Patricia Grayhall, a pen name, is the author of the new memoir Making the Rounds: Defying Norms in Love and Medicine. She is a retired physician, and she lives in the Pacific Northwest.
Q: What inspired you to write this memoir, and what impact did it have on you to write it?
A: Three years ago, when downsizing, I came across a box of journals and letters I hadn’t looked at in 40 years. Who knows what you might find when you go delving into the past? Perhaps some answers to questions that were unresolved or too painful to contemplate at the time.
The past isn’t dead; it lives on inside of us and influences us in the present whether we are aware of it or not. As I contemplated my personal journey in the late 1960s and ‘70s--coming out as a lesbian, a woman training to become a doctor--when neither was approved by society, I realized that my story has relevance beyond the personal.
Many young people today do not know what it was like before Title IX, before Roe v. Wade, and when women were largely excluded from becoming physicians. I felt my story is one our culture needs to hear, especially now.
It is relevant not only to lesbian women and LGBTQ people but also to men and straight women who have never lived the burden of being told their passions amount to “wrong feelings.” But even more so, my story is relevant to those marginalized people—gay, female, disabled, of color—who are struggling to fulfill dreams that others take for granted.
My story also demonstrates the power of platonic friendship between the sexes.
Q: You wrote the book under a pseudonym--why did you make this choice?
A: I have written about an era of personal growth that does not show me in the best light. I was a flawed and complicated young woman. The pen name allowed me to be very honest about what I felt and experienced coming of age in the ‘70s when life was difficult for ambitious lesbians. I felt freer to write about my former self under a pen name, including one especially cringeworthy chapter.
I also wished to protect some of the characters in my book who are still my friends: Cass, who has been married to a man for 27 years and has never told him of our relationship; and Gillian, who never acknowledged being attracted to a woman; and some of the physicians and patients, of course.
Who I was in the memoir will be fixed in a reader’s mind though now, decades later, I am a very different person. My pen name is not a cop-out.
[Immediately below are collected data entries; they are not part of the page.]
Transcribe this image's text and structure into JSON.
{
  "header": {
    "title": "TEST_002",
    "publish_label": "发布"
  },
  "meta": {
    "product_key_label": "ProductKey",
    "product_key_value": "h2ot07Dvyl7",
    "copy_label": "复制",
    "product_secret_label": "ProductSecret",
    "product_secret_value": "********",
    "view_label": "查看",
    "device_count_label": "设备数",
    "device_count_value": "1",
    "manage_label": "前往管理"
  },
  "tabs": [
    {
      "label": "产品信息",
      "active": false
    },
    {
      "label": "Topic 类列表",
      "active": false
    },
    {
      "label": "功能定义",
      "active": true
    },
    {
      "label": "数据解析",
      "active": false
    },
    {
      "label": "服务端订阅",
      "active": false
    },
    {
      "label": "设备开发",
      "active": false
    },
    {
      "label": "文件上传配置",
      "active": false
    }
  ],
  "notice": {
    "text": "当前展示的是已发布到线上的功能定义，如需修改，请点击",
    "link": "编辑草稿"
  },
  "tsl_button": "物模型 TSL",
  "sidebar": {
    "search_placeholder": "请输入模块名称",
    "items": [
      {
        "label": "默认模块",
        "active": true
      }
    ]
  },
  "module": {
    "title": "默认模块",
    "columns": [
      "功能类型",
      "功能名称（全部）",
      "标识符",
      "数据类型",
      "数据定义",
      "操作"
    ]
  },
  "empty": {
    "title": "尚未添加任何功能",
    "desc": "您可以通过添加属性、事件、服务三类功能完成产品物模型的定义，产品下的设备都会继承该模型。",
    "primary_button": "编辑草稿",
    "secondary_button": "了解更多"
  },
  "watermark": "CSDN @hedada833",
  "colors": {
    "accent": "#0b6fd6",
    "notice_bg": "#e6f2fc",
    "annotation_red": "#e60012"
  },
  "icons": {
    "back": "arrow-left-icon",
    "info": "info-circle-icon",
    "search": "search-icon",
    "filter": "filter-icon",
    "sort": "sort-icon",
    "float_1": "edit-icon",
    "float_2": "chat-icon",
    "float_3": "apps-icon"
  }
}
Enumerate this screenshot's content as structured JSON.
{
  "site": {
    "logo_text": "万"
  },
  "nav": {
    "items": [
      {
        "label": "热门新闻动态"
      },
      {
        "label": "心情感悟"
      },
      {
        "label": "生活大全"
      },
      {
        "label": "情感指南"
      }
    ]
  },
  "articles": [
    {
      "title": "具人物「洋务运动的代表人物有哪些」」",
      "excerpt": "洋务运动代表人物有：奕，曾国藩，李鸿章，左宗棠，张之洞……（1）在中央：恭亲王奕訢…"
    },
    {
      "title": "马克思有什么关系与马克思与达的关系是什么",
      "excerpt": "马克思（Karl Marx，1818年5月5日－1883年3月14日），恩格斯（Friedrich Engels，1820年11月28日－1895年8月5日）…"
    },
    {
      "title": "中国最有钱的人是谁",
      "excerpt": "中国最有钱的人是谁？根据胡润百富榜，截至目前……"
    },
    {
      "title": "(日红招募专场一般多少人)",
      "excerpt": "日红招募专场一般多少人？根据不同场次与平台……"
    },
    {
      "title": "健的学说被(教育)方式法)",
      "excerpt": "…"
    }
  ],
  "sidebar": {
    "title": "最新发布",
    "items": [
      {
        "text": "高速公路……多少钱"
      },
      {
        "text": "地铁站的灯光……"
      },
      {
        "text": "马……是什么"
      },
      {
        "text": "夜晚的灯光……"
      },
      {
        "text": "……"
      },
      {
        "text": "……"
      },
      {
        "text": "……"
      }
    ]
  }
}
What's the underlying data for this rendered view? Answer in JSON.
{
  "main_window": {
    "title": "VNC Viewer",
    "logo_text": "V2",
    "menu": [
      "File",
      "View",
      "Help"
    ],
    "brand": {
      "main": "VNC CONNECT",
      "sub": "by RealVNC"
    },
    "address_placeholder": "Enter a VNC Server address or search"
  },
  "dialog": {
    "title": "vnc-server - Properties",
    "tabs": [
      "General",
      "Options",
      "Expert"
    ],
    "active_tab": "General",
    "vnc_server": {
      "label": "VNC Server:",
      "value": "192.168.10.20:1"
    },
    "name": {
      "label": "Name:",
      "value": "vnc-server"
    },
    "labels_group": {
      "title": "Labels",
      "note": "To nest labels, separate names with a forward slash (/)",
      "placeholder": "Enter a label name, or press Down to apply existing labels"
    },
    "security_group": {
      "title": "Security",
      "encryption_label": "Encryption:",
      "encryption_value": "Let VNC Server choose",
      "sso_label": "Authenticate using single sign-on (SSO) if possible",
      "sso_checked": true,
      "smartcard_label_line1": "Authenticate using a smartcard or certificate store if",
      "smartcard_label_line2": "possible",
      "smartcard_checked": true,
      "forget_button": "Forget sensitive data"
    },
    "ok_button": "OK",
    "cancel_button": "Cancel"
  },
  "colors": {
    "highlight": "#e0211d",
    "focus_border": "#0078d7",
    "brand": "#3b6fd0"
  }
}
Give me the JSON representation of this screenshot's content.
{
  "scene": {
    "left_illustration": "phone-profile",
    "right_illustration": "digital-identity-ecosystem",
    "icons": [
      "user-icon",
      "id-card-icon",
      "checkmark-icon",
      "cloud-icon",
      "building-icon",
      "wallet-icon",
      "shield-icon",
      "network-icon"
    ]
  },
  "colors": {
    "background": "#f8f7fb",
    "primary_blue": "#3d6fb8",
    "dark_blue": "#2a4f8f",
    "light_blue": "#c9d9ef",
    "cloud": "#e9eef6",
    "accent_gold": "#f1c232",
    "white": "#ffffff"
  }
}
It is all there in my memoir. It simply allows me to tell my truth without hurting those I love.
Q: The Kirkus Review of the book says, in part, “The struggles, deeply felt emotions, and coming-of-age triumphs make this memoir touching and personal, and it will stir reflection in those who read it.” What do you think of that description, and what do you hope readers take away from the book?
A: I was thrilled as a debut author to receive a starred Kirkus Review.
While writing my memoir, I felt once again the passion and pain of my late teens and 20s. Sometimes it was all too much, and I had to put pages aside and take a walk. However, it was necessary to experience those emotions again to create a narrative that could connect with and evoke similar feelings in a reader, tempered with understanding and meaning. The review suggests this was successful.
Having experienced that slice of life in my memoir on a visceral level, I hope readers will appreciate that the drive to love, to belong, to achieve, and to live a life of meaning is universal to queer and straight people alike.
Q: You describe events that happened in the 1960s through 1980--how similar (or different) do you think your experiences might have been in more recent decades?
A: In recent decades:
The experience of becoming a physician would have changed dramatically. Women in my medical school class would have comprised over 50 percent rather than 5 percent. I would have female role models as professors and physician mentors in residency training. With more women physicians the culture of medicine (and patient outcomes) would have changed for the better.
Coming to terms with my sexual identity would be easier as well (in many, but not all parts of the country). I’d have more support from teachers; parents less fearful for my future; people like me in the media who were not living tortured, miserable lives and who didn’t have to die or go back to men at the end of the story; and more opportunities to meet others outside of the bar scene.
I would not have had an illegal abortion at age 19 in someone’s bedroom in Nogales, Mexico, but would have greater access to birth control, and safe options of care if I chose to end the pregnancy. That is, if I lived in a state that doesn’t limit a woman’s right to control her own body and criminalize miscarriage and abortion.
Finally, I would have the freedom to write my story and have it published, so that my experience as a woman, as a lesbian, and as a physician becomes part of our shared history.
Q: What are you working on now?
A: A romance novel with my partner. So much easier than a memoir.
Q: Anything else we should know?
A: Writing your book is only the beginning. Then you must explain to the world why it matters.